Legislator Pamekasan Minta Jembatan Putus Segera Diperbaiki

Pamekasan (beritajatim.com) – Legislator Pamekasan, H Masykur Rasid berharap kondisi jembatan penghubung antar desa/kelurahan Larangan Badung dan Kowel yang ambruk dan putus akibat banjir, dapat segera diperbaiki agar dapat digunakan kembali oleh masyarakat setempat.

Jembatan penghubung antara Desa Larangan Badung, Palengaan, dan Kelurahan Kowel, Pamekasan, ambruk dan putus akibat derasnya terjangan banjir yang terjadi pada Senin (11/1/2021) lalu. Bahkan sejumlah anggota Komisi III DPRD Pamekasan bersama perwakilan Pemkab setempat, sempat meninjau kondisi jembatan tersebut.

“Penanganan jembatan rusak dan longsor harus segera diperbaiki, karena menjadi satu-satunya akses utama masyarakat di dua desa/kelurahan berbeda. Sehingga nantinya tidak mengganggu aktivitas warga,” kata  H Masykur Rasyid, Selasa (19/1/2021).

Selain itu, politisi muda Partai Persatuan Pembangunan (PPP) Pamekasan, juga menyampaikan langkah sidak bersama sejumlah instansi terkait sebagai upaya memastikan secara langsung berbagai langkah yang akan dilakukan pemerintah. “Tadi juga sudah dipastikan jika keberadaan jembatan ini akan segera diperbaiki,” ungkapnya.

“Bahkan dalam sidak yang kami lakukan, juga mengajak para stakeholders untuk bersama memantau langsung kondisi jembatan ambruk dan longsor. Ada Pak Camat Kota, Lurah Kowel dan Dinas PUPR, sehingga jembatan rusak ini dapat segera diperbaiki secara cepat,” jelas Hamas (sapaan akrab H Masykur Rasid).

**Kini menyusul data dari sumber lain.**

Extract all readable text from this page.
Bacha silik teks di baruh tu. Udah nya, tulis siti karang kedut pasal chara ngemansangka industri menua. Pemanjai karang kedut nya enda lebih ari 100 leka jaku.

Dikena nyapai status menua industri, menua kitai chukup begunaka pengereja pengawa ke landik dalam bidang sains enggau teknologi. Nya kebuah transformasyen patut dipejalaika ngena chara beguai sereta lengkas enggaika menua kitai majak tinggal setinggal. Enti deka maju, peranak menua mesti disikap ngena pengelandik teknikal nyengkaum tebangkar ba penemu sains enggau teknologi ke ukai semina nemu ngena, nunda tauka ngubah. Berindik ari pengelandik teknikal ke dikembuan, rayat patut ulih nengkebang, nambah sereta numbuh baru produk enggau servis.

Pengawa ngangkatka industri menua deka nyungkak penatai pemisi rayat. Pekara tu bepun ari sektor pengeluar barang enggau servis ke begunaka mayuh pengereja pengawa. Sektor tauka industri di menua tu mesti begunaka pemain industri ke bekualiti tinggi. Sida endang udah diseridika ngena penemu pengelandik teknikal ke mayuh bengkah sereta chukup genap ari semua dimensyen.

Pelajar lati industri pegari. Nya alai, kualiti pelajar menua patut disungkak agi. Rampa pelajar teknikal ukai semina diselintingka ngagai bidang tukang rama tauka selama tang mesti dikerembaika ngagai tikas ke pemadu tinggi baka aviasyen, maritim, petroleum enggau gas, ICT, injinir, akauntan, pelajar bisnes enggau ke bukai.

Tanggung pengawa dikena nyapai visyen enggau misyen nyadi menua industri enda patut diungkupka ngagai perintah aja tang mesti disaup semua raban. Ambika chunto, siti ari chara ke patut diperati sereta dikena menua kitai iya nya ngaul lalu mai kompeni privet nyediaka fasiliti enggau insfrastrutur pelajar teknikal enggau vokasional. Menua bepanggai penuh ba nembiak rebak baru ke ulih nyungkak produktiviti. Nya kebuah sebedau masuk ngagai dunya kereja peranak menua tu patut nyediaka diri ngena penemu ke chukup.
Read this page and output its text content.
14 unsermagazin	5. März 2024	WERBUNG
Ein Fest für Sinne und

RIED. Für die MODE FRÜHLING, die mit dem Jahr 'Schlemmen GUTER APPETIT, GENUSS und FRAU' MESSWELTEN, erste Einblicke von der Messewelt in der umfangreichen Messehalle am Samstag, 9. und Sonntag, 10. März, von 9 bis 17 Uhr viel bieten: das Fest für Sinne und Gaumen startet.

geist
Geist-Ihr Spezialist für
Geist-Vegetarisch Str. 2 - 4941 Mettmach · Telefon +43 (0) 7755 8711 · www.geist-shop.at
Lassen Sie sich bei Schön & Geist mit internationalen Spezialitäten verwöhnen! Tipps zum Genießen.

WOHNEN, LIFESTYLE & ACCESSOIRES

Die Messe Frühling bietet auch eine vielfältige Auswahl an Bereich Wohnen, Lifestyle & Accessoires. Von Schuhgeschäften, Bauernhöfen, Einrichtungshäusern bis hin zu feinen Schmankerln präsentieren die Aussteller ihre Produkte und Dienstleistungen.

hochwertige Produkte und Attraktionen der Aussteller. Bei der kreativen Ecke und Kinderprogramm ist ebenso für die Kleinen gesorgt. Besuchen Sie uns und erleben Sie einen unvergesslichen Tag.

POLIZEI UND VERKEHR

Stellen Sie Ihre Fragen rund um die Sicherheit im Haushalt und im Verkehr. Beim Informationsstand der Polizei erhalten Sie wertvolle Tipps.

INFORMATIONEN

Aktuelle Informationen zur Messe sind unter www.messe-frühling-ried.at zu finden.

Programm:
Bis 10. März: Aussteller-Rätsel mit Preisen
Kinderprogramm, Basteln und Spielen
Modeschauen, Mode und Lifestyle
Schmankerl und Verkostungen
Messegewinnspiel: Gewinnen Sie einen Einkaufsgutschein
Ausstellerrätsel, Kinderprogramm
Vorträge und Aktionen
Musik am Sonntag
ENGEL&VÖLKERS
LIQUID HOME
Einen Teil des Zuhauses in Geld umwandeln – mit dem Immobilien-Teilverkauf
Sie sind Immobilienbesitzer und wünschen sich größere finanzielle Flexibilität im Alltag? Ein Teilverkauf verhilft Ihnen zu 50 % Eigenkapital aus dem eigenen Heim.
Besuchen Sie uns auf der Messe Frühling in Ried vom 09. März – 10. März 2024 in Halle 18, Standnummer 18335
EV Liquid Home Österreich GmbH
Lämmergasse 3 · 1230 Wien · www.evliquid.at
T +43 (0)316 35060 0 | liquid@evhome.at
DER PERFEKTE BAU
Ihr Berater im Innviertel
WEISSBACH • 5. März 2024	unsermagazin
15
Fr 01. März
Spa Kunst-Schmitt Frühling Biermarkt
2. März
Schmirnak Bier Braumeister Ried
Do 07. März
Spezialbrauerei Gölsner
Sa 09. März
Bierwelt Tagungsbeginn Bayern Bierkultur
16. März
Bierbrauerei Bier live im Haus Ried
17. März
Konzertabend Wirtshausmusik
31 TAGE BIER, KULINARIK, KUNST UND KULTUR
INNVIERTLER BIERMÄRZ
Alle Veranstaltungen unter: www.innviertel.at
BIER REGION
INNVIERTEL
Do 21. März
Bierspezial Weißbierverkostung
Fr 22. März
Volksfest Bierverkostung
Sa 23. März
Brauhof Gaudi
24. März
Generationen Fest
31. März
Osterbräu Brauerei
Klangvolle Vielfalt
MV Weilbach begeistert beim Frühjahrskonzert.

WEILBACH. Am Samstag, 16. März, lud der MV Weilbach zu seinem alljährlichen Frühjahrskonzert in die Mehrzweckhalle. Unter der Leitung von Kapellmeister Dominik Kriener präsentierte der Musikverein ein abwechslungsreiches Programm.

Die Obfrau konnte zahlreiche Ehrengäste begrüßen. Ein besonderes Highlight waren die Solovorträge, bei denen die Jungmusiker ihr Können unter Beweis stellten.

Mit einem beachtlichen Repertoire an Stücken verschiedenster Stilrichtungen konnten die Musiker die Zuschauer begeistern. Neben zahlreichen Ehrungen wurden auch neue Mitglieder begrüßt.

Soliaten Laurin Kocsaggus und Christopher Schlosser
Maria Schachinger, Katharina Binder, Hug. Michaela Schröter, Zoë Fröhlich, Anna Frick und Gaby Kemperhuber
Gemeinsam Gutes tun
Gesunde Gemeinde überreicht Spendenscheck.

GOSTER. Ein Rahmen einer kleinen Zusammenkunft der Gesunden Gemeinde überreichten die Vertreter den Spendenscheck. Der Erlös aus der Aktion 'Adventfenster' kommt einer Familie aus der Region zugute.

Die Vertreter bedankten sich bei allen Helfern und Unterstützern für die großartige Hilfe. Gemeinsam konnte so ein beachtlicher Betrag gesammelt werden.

Sebelumnya Kepala Dinas Pekerjaan Umum dan Perumahan Rakyat (PUPR) Pemkab Pamekasan, Muharram di sela kegiatan sidak memastikan untuk segera melakukan perbaikan. “Perbaikan jembatan penghubung antar desa ini tentunya menjadi program prioritas, dalam waktu dekat kita tagani secara langsung,” tegasnya.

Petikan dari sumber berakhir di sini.